The Town of Smyrna could possibly see improvements in the form of construction projects for utilities on Commerce Street and north of Duck Creek.

The Town of Smyrna could possibly see improvements in the form of construction projects for utilities on Commerce Street and north of Duck Creek.

Earlier this spring, town council approved a series of motions giving town manager Dave Hugg permission to apply for loans and grants for the utility projects. While the applications in no way commit the town to the loans, it gives Smyrna the ability to get the funding should they move forward with the projects.

Lack of utilities north of Duck Creek

The lack of utilities north of Duck Creek has hurt the town’s chances of attracting companies; case in point, Hugg said a big factor in losing the Amazon distribution center to Middletown was the lack of utilities and the town’s inability to get utilities installed quickly.

The projects include putting in a water system, a water tank and a sewer system north of Duck Creek.

Phase I of the water system involves putting a water system under Duck Creek and running a 10-inch water line up Route 13 on the east side up to the rest area.

Phase II includes a 750,000-gallon water tank on the east side that will basically serve the area. Hugg said there’s a big chance developers will contribute to this phase.

There’s also a project to put in a sewer system north of Duck Creek. Hugg said the town was previously approved for a loan by DNREC but the agency has been sitting on the approval while the town finishes other sewer projects. Plus there may be a redesign from the original plan that included a pump station on both sides of Route 13 to one big pump station to serve the whole area; once again developers may make contributions.

“The water and sewer projects up north are absolutely essential to any potential economic development that we might want to see happen up there,” Hugg said.

Updating Commerce Street utilities

The town is also applying for loans to do a water and sewer replacement on Commerce Street from roughly Market Street to East Street. Basically, the water and sewer systems need to be replaced because they’re old.

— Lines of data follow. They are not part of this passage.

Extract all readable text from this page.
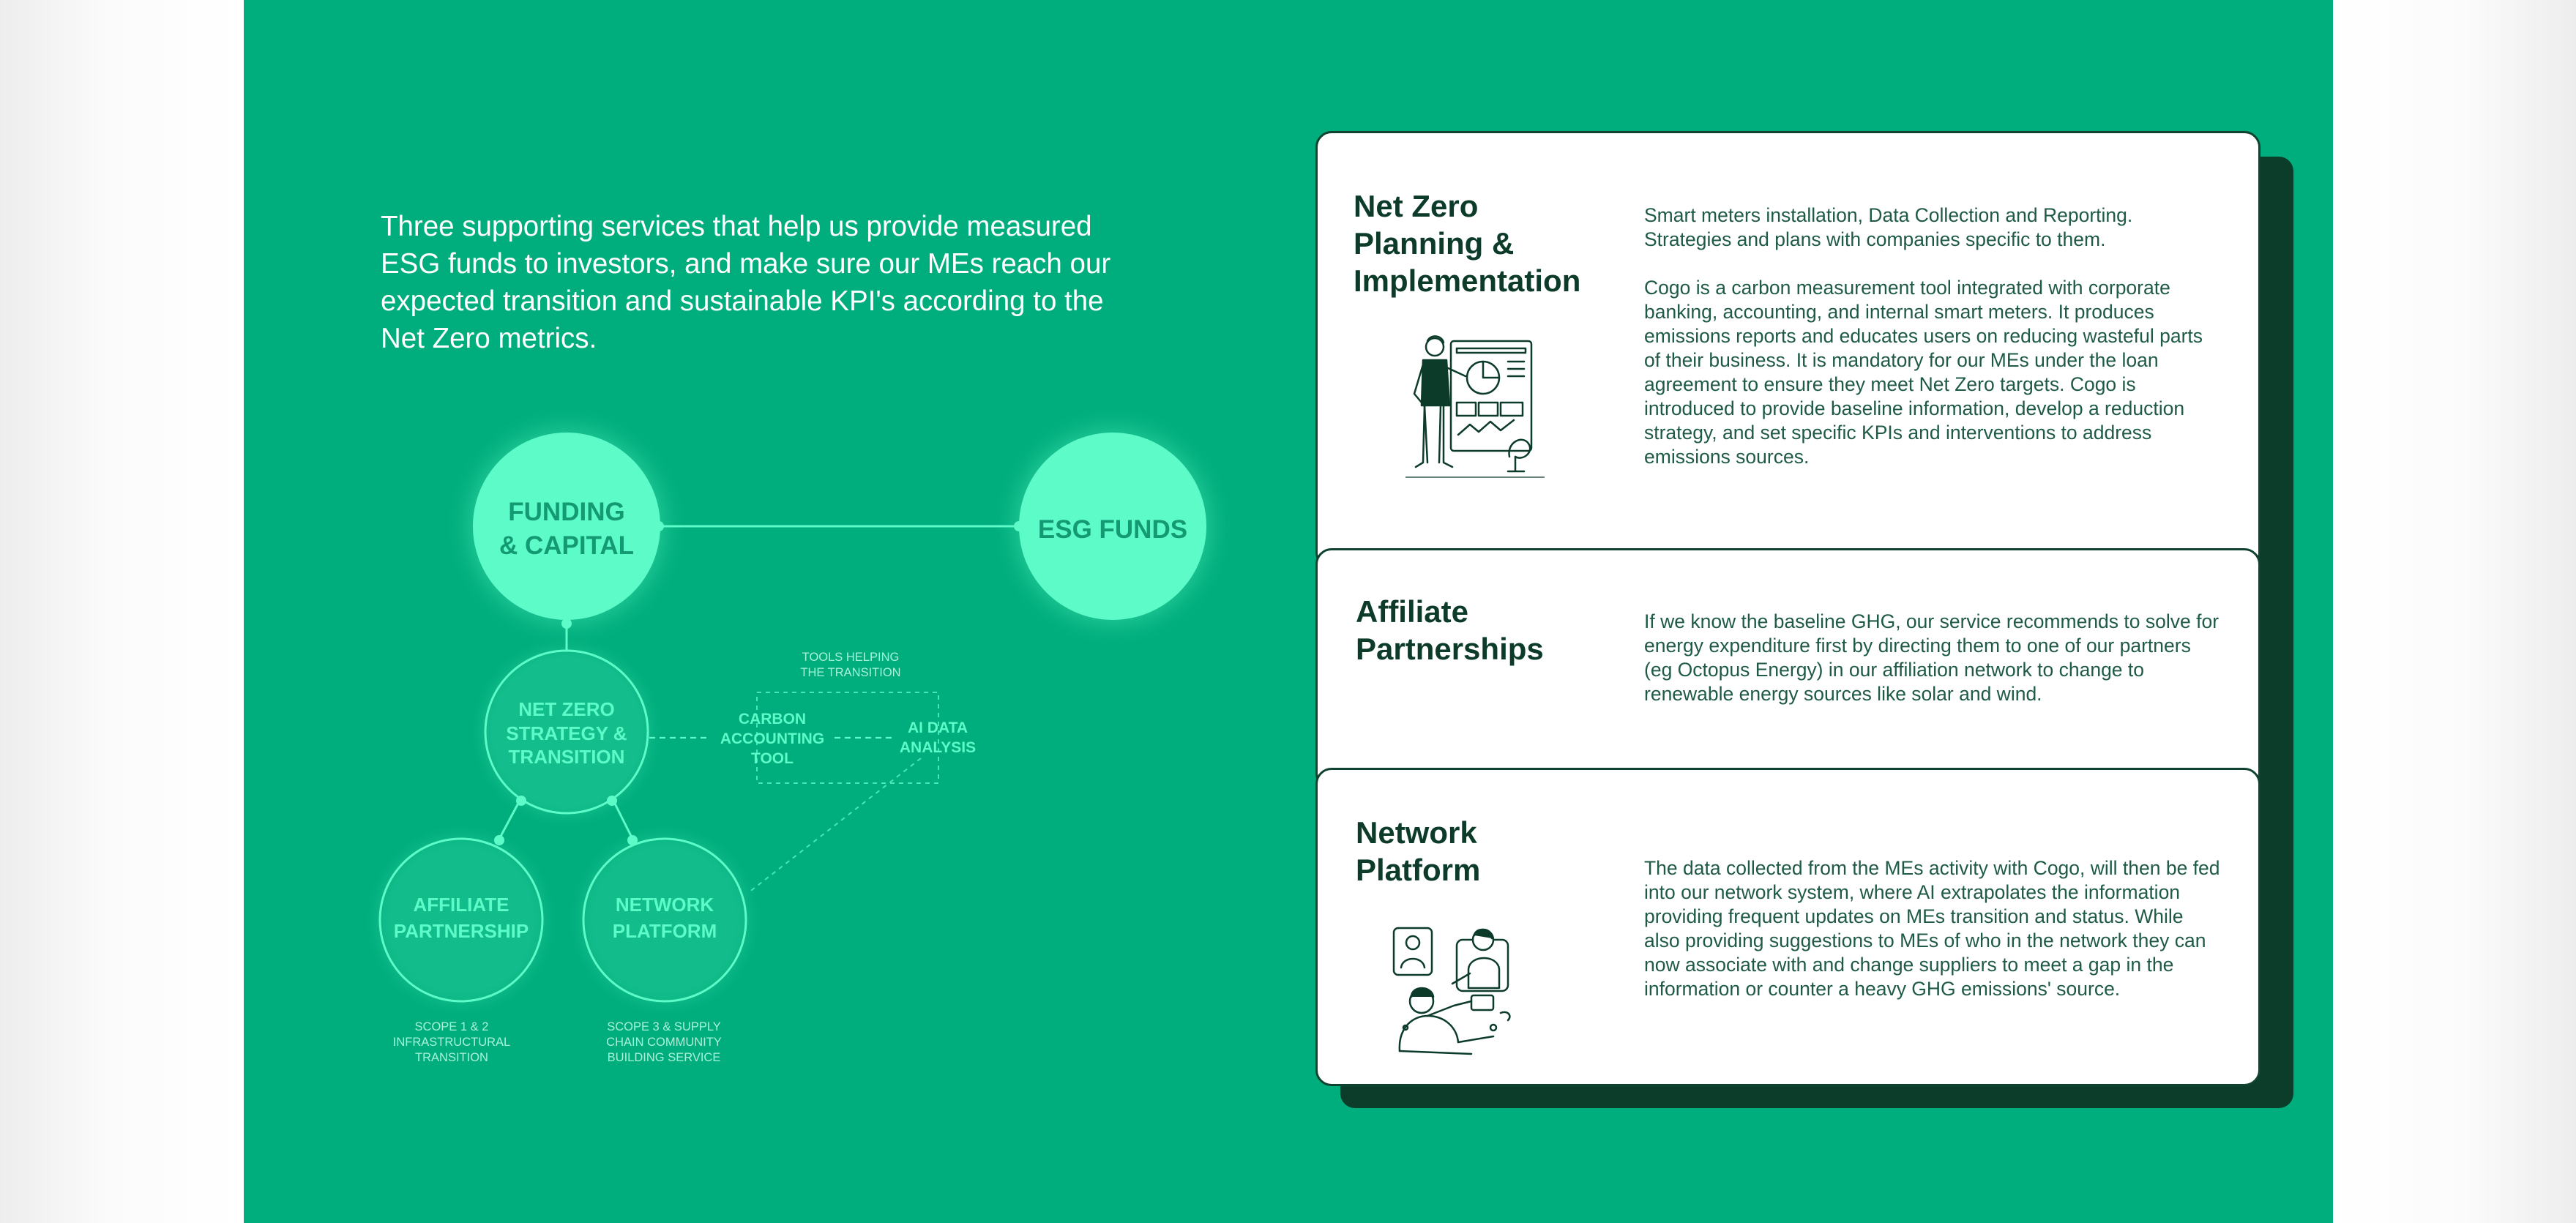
Three supporting services that help us provide measured ESG funds to investors, and make sure our MEs reach our expected transition and sustainable KPI's according to the Net Zero metrics.

FUNDING
& CAPITAL
ESG FUNDS
NET ZERO
STRATEGY &
TRANSITION
AFFILIATE
PARTNERSHIP
NETWORK
PLATFORM
TOOLS HELPING
THE TRANSITION
CARBON
ACCOUNTING
TOOL
AI DATA
ANALYSIS
SCOPE 1 & 2
INFRASTRUCTURAL
TRANSITION
SCOPE 3 & SUPPLY
CHAIN COMMUNITY
BUILDING SERVICE
Net Zero
Planning &
Implementation

Smart meters installation, Data Collection and Reporting. Strategies and plans with companies specific to them.

Cogo is a carbon measurement tool integrated with corporate banking, accounting, and internal smart meters. It produces emissions reports and educates users on reducing wasteful parts of their business. It is mandatory for our MEs under the loan agreement to ensure they meet Net Zero targets. Cogo is introduced to provide baseline information, develop a reduction strategy, and set specific KPIs and interventions to address emissions sources.

Affiliate
Partnerships

If we know the baseline GHG, our service recommends to solve for energy expenditure first by directing them to one of our partners (eg Octopus Energy) in our affiliation network to change to renewable energy sources like solar and wind.

Network
Platform	The data collected from the MEs activity with Cogo, will then be fed into our network system, where AI extrapolates the information providing frequent updates on MEs transition and status. While also providing suggestions to MEs of who in the network they can now associate with and change suppliers to meet a gap in the information or counter a heavy GHG emissions' source.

When this motion was approved at a March council meeting, Councilwoman Joanne Masten asked if this project could include the streetscape portion, which would have all utilities underground like on South Main Street. However, Hugg explained that this project doesn’t include the streetscape portion but does make it possible for the future.

At the time, Councilman Jeff Flairty said doing this project now would make streetscaping easier in the future.

“This is part of our commitment to keep moving forward on the downtown area. At the end of this process, it’s not going to look like it does on South Main Street but it takes us 70 to 80 percent of the way there,” he said.

 What’s next? What’s the impact?
The next step in the process is for the town to go to bid on the projects. Once the bids are in, this is when council will decide whether or not to move forward with the projects.

Hugg said they don’t know what the impact would be on the town should the town move forward with these projects; however, some initial budget looks for 2013 and 2014 show the biggest impacts would come in 2014 and beyond.

The burden of the projects may be lessened though as Hugg said they expect developers to contribute to certain portions and hope that the projects at Duck Creek will stimulate economic development.

“It may be that as we move forward we could get a couple of phone calls coming from people asking when is the water and sewer coming near my property,” Hugg said.